CNN speaks with Fareed about the gridlock in Washington, the U.S. economy and why the lack of investment in America’s future matters. This is an edited version of the transcript.

President Obama’s former defense secretary, Leon Panetta, spelled out the price of governing from crisis to crisis. He wrote recently in an op-ed, "U.S. citizens will lose trust in our system of governing and the world will view the United States as less able to back its word with power."

How much does this eternal internal struggle in Washington damage us in the eyes of the world?

I think it does. Right now, we don't have a competitor. And so it seems as though we can careen from crisis to crisis and there really doesn't seem to be much of a price to pay. With the American economy, the recovery is continuing.

But there are two areas. First is the credibility of American government. We benefit enormously from the fact that the dollar is the reserve currency of the world and our Treasury bills are the reserve investments of the world. If that changes, if people start worrying about getting repaid – as they should frankly worry, given what we're doing – that would change things dramatically. It raises huge costs for the United States.

The second is, in all this crisis management, nobody is talking about what we should be doing for the long term in this country. We are seriously underfunding investments in education, in infrastructure, in basic science. That's the seed capital that produces growth. You know, we had these slogans where people said it's not about big government or small government. It's about smart government. Well, right now what we are doing is stupid government.

And when you look at how petty and stupid it is in Washington, and sometimes there's a news event around the world that really puts it in perspective. For example, more than 60 people killed in Kenya, terrorists attacking a mall, raising a lot of fears about soft targets around the world and here in the United States.

The Al Qaeda leader Ayman al-Zawahiri said he's encouraged his followers to force the United States to spend more on security in order to, quote, "bleed America economically." Does all the fighting over the budget telegraph an economic vulnerability?

Well, I think people see that we're dysfunctional. They see that we can't get our act together, we don't have a strategic plan. I wouldn't worry too much about Zawahiri. He hasn't been able to orchestrate anything in years. That al Qaeda central, the guys that planned 9/11, are really on their heels. We've pushed them back.

He's just throwing out an insult.

He's just trying to get something going. He knows that the only thing he can do, really, is try to encourage somebody out there to walk into a mall because he can't plan any of it.

And by the way, I hate to put it this way. If we spent more on security right now, it would be good for the economy. What the economy needs is more spending and more consumption.

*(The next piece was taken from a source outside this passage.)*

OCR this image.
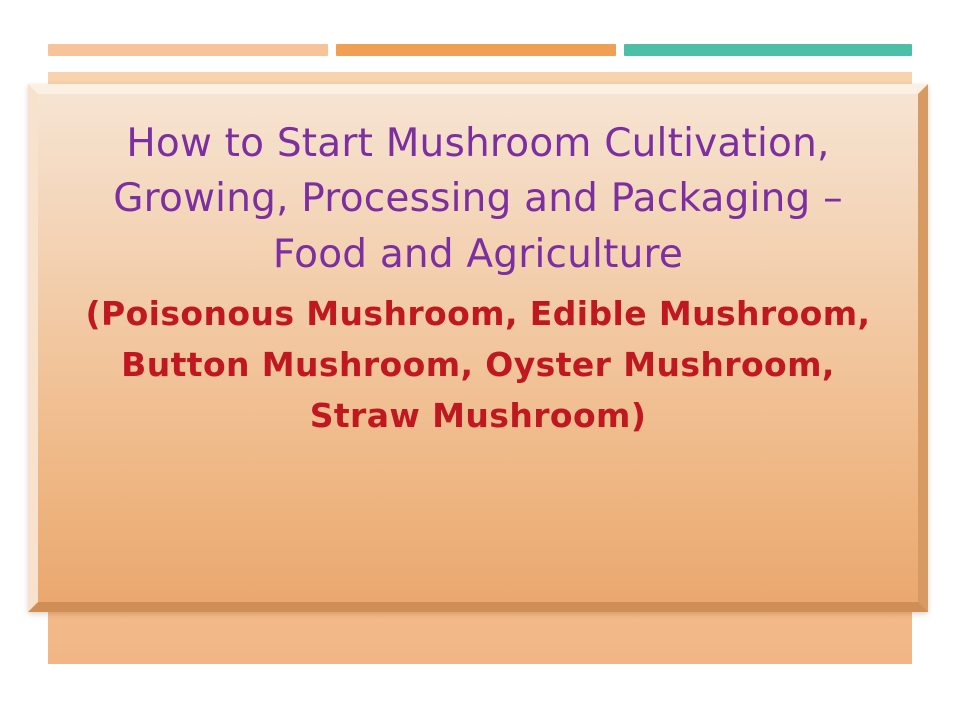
How to Start Mushroom Cultivation, Growing, Processing and Packaging – Food and Agriculture
(Poisonous Mushroom, Edible Mushroom, Button Mushroom, Oyster Mushroom, Straw Mushroom)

Switching gears. Russia’s leader, Vladimir Putin, took to the New York Times recently, where he criticized the president and his policies, and he did that directly to the American people. And then the president's 2008 Republican opponent, Senator John McCain, responded with an anti-Putin op-ed to the Russian people. He said this: "I believe you deserve the opportunity to improve your lives in an economy that is built to last and benefit the many, not just the powerful few."

He was writing to the Russian people about an economy that benefits everybody. And we looked at these statistics. In 1989, the year the Berlin Wall fell, the ratio of CEO compensation to the average worker was 58 to one. Last year it was 273 to one. The poverty rate in '89 was 12.8 percent. Last year it was 15 percent.

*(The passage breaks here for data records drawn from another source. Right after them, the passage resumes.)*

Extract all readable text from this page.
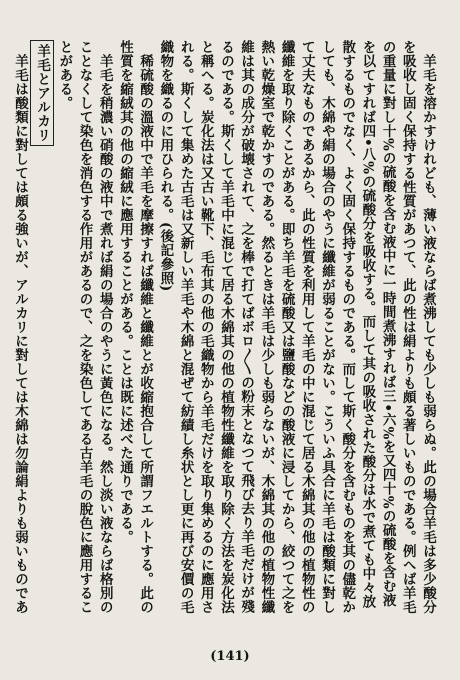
羊毛を溶かすけれども、薄い液ならば煮沸しても少しも弱らぬ。此の場合羊毛は多少酸分を吸收し固く保持する性質があつて、此の性は絹よりも頗る著しいものである。例へば羊毛の重量に對し十%の硫酸を含む液中に一時間煮沸すれば三•六%を又四十%の硫酸を含む液を以てすれば四•八%の硫酸分を吸收する。而して其の吸收された酸分は水で煮ても中々放散するものでなく、よく固く保持するものである。而して斯く酸分を含むものを其の儘乾かしても、木綿や絹の場合のやうに纖維が弱ることがない。こういふ具合に羊毛は酸類に對して丈夫なものであるから、此の性質を利用して羊毛の中に混じて居る木綿其の他の植物性の纖維を取り除くことがある。即ち羊毛を硫酸又は鹽酸などの酸液に浸してから、絞つて之を熱い乾燥室で乾かすのである。然るときは羊毛は少しも弱らないが、木綿其の他の植物性纖維は其の成分が破壊されて、之を棒で打てばボロ〳〵の粉末となつて飛び去り羊毛だけが殘るのである。斯くして羊毛中に混じて居る木綿其の他の植物性纖維を取り除く方法を炭化法と稱へる。炭化法は又古い靴下、毛布其の他の毛織物から羊毛だけを取り集めるのに應用される。斯くして集めた古毛は又新しい羊毛や木綿と混ぜて紡績し糸状とし更に再び安價の毛織物を織るのに用ひられる。(後記參照)

稀硫酸の溫液中で羊毛を摩擦すれば纖維と纖維とが收縮抱合して所謂フエルトする。此の性質を縮絨其の他の縮絨に應用することがある。ことは既に述べた通りである。

羊毛を稍濃い硝酸の液中で煮れば絹の場合のやうに黃色になる。然し淡い液ならば格別のことなくして染色を消色する作用があるので、之を染色してある古羊毛の脫色に應用することがある。

羊毛とアルカリ

羊毛は酸類に對しては頗る強いが、アルカリに對しては木綿は勿論絹よりも弱いものであ

(141)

The typical American family now makes less than it did in 1989, Fareed, when you adjust for inflation…A lot of people here are saying, wait, I don't feel like this economy is fair for me.

Look, we're a lot better off than Russia, but I think your point is valid. And part of this is broad structural trends. There's globalization, there's technological change, there's the rise of the knowledge economy – all that creates a winner-take-all system. And the successful CEOs tend to do very well, partly because their compensation is tied to the stock which rises.

But that's all the more reason why we should be making public investments in education, in daycare, in things that can help people move up the ladder of opportunity. I don't begrudge CEOs doing very well, but I want to make sure that anyone can get to be a CEO and the game is not set so that if you get to school when you're 6 years-old and you're malnourished and you haven't had any kind of pre-K, we now know you're not going to do well in school, and that means you're not going to get into a good college. And that's the trend we have to stop.

And again, as I say, part of that is our stupid government, that is, the inability to get anything done means we don't invest. We don't spend much money on poor people in America. We think we do. We spend a lot on the middle class. We have lots of subsidies, lots of…

Tax breaks.

…and a bunch on the rich, but the poor are actually neglected, and it's something of a scandal.

One of the things that's clear is the country with the most prepared and best educated workforce is the one that's going to win. The next leader is the one with the best workforce. Are we investing in our workforce?

We're not at all in the sense that we're talking about. What does it mean to have a good workforce? It means you need to have them educated and you need to have the ability to retrain them because some jobs are going to go away, some industries are going away. We do early education very badly. We do secondary education badly and we do job training badly. And in all these cases, while there are lots of reforms that need to take place, it's also true that you just have to spend more money on some of the areas we're not spending it on, and I can't see Washington doing that right now.